Write your congressman and tell him to keep allowing companies to import Chinese goods and inside of five more years China will have all the jobs and the U.S. will have 75% unemployment.


----------



## PaliBob (Jun 11, 2008)

Dawson, Don't blame the Bit, blame the *'chuck'*.
.


----------



## DawsonMobley (Dec 8, 2010)

PaliBob said:


> Dawson, Don't blame the Bit, blame the *'chuck'*.
> .


it's not the chuck, my regular drill bits spin perfectly true in it and the wobbly bits are just as wobbly in my other two drills as well.


----------



## DawsonMobley (Dec 8, 2010)

Bud Cline said:


> I don't suppose anyone should expect to start a perfect hole exactly on mark in a cinder block to begin with.
> 
> If you'll watch your own video you'll see that the drill bit is perfectly straight when the RPMs are maxed. What's wrong with that?
> 
> ...


Good tip on using a punch to start the hole, I hadn't thought about trying that.

On your other point though, the bit doesn't straighten out with rpm, the rpm's simply hide how bent it is. When something out of true spins fast enough (rather it's a wheel or a bit) the eye loses the ability to perceive the out of round condition. 
You can easily see the center point of the bit move nearly 1/8 inch up and down at slow speed and that doesn't change at higher speed, just your ability to perceive it changes.

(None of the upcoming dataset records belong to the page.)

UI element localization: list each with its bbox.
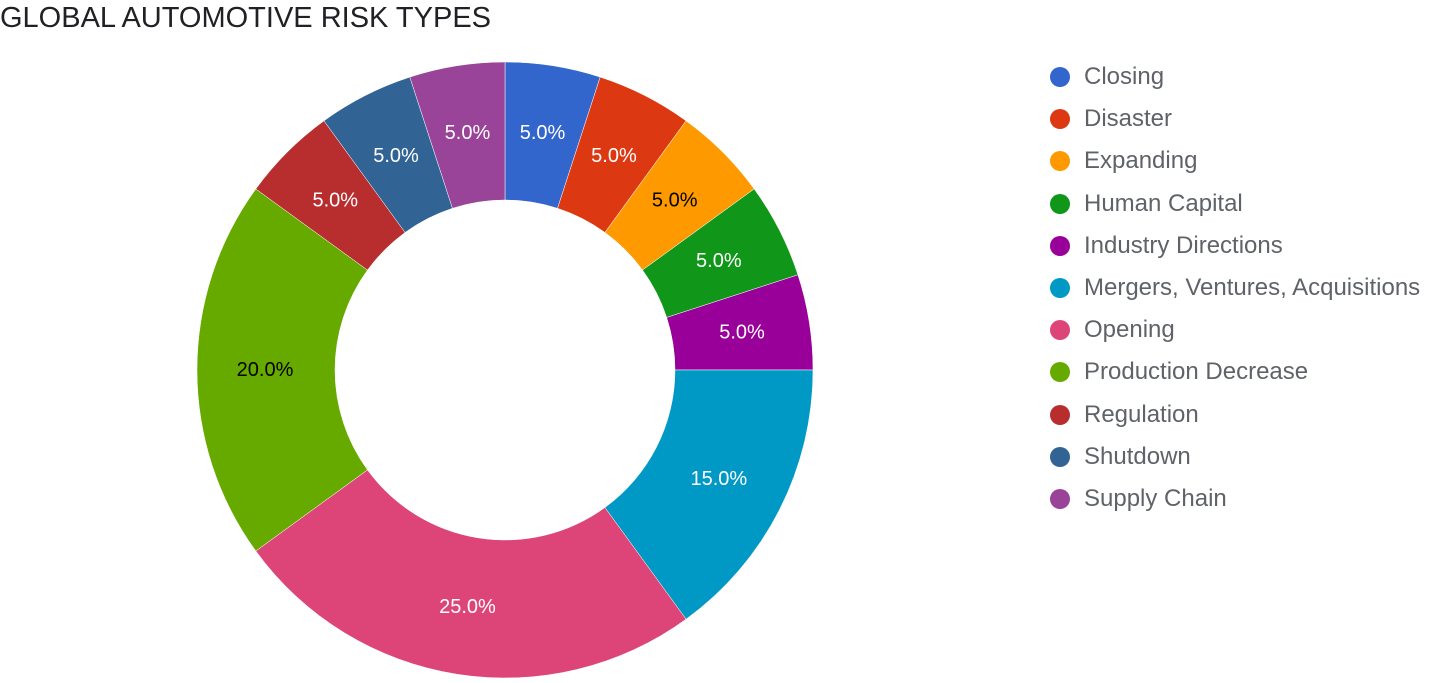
slice-mergers-ventures-acquisitions [604,369,814,620]
legend-swatch [1050,193,1070,214]
slice-label-industry-directions: 5.0% [719,321,765,343]
slice-supply-chain [409,61,506,209]
legend-label: Human Capital [1084,189,1243,217]
legend-label: Shutdown [1084,442,1191,470]
slice-opening [255,469,687,679]
slice-labels-layer: 5.0% 5.0% 5.0% 5.0% 5.0% 15.0% 25.0% 20.0% 5.0% 5… [237,122,765,618]
legend-swatch [1050,278,1070,299]
legend-item-shutdown: Shutdown [1050,436,1420,478]
legend-item-disaster: Disaster [1050,98,1420,140]
legend-swatch [1050,404,1070,425]
legend-label: Closing [1084,63,1165,91]
slices-layer [196,61,814,679]
legend-label: Expanding [1084,147,1198,175]
legend-item-production-decrease: Production Decrease [1050,351,1420,393]
legend-swatch [1050,235,1070,256]
legend-item-closing: Closing [1050,56,1420,98]
legend-item-expanding: Expanding [1050,140,1420,182]
legend-item-mergers-ventures-acquisitions: Mergers, Ventures, Acquisitions [1050,267,1420,309]
legend-swatch [1050,362,1070,383]
slice-label-regulation: 5.0% [312,189,358,211]
legend-swatch [1050,109,1070,130]
legend-label: Regulation [1084,400,1199,428]
legend-label: Mergers, Ventures, Acquisitions [1084,274,1421,302]
legend-swatch [1050,488,1070,509]
legend-swatch [1050,67,1070,88]
slice-label-opening: 25.0% [439,596,496,618]
slice-label-mergers-ventures-acquisitions: 15.0% [690,468,747,490]
slice-label-closing: 5.0% [520,122,566,144]
legend: Closing Disaster Expanding Human Capital Ind… [1050,56,1420,520]
legend-swatch [1050,446,1070,467]
legend-label: Opening [1084,316,1175,344]
donut-chart: 5.0% 5.0% 5.0% 5.0% 5.0% 15.0% 25.0% 20.0% 5.0% 5… [196,61,814,679]
legend-label: Supply Chain [1084,484,1227,512]
legend-swatch [1050,151,1070,172]
slice-production-decrease [196,188,368,552]
slice-label-human-capital: 5.0% [696,250,742,272]
slice-label-expanding: 5.0% [652,189,698,211]
legend-label: Industry Directions [1084,231,1283,259]
legend-label: Disaster [1084,105,1173,133]
legend-item-industry-directions: Industry Directions [1050,225,1420,267]
legend-label: Production Decrease [1084,358,1309,386]
legend-item-regulation: Regulation [1050,394,1420,436]
slice-label-production-decrease: 20.0% [237,359,294,381]
slice-label-supply-chain: 5.0% [445,122,491,144]
slice-label-shutdown: 5.0% [373,145,419,167]
legend-item-opening: Opening [1050,309,1420,351]
chart-title: GLOBAL AUTOMOTIVE RISK TYPES [0,2,492,34]
legend-item-supply-chain: Supply Chain [1050,478,1420,520]
legend-item-human-capital: Human Capital [1050,183,1420,225]
slice-label-disaster: 5.0% [591,145,637,167]
legend-swatch [1050,320,1070,341]
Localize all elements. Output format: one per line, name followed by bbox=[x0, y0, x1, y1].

Any way, I'm done arguing about it since no one here seems to think a drill bit should be straight for some reason

Thanks for the input.


----------



## DangerMouse (Jul 17, 2008)

All of MY bits are straight..... 

perhaps the ones you bought are "Made in *you know where*" crap?
Most of the BB stores sell them....

DM


----------



## DawsonMobley (Dec 8, 2010)

DangerMouse said:


> All of MY bits are straight.....
> 
> perhaps the ones you bought are "Made in *you know where*" crap?
> Most of the BB stores sell them....
> ...


What brand are your bits?


----------



## DangerMouse (Jul 17, 2008)

All different, I'm sure, I've had them for many years.
As old as they are though, I'd wager all Made in USA.
I'd go look, but they're out in the tool shed and it's cold out there! lol

DM


----------



## piste (Oct 7, 2009)

DawsonMobley said:


> I'm getting extremely frustrated. I have bought four different brands of masonry bits for my hammer drill in 1/4 and 3/16 sizes in the last few days and every one of them has been bent to some degree towards the cutting end of the bit. I search online but find no one else complaining of this problem so have I just had extraordinarily bad luck or what?
> I am putting up shelving on cinder block walls and the anchors need a certain size hole to work properly. The wobbly ended bits just wallow out the hole so big the anchor spins when I put a screw in it. I even tried some Bosch hammer drill bits and two of the three I bought were bent worse than some of the cheaper brands I tried. Ironicly the cheap 1/4 inch bit that was included with a box of anchors I bought is the closest to being true that I have gotten my hands on so far but even it is about a 32nd out of true at the tip.
> 
> I'm mainly just venting but if any one can shed some light on why it seems most concrete drill bits are not true right out of the package, I'm all ears


GREAT post. You are not alone. I had the very same experience in recent months and found it very frustrating. I was like...WTF??? I have NO idea why seemingly EVERY manufacturer can make regular wood bits of all sizes that are perfectly true ...yet virtually ALL masonry bits are noticeably bent to the naked eye!! If someone can shed light on that....I'd be very curious.

I've been trying to drill into brick...got some Vermont American which quite ironically given a name like that.... I believe are made in China indeed...and are the very same ones that Sears sells as Craftsman. In my case I'm using a pure rotary drill and that combo hasn't worked very well at all. I have used Tapcon screws in the past and have recently been advised to use THEIR masonry bits...have picked one up but haven't had a chance to try it yet. Also determined that a rotary drill into masonry...at least MY bricks...works very poorly and need to get myself a hammer drill.


----------



## Mr Chips (Mar 23, 2008)

Haven't used any in a few years, but GALAXY always offered very good, made in USA masonry bits, that fit in a jacobs style chuck ( just make sure you don't hammer with the rotary only bits)

http://galaxydrillbits.com/bit106


----------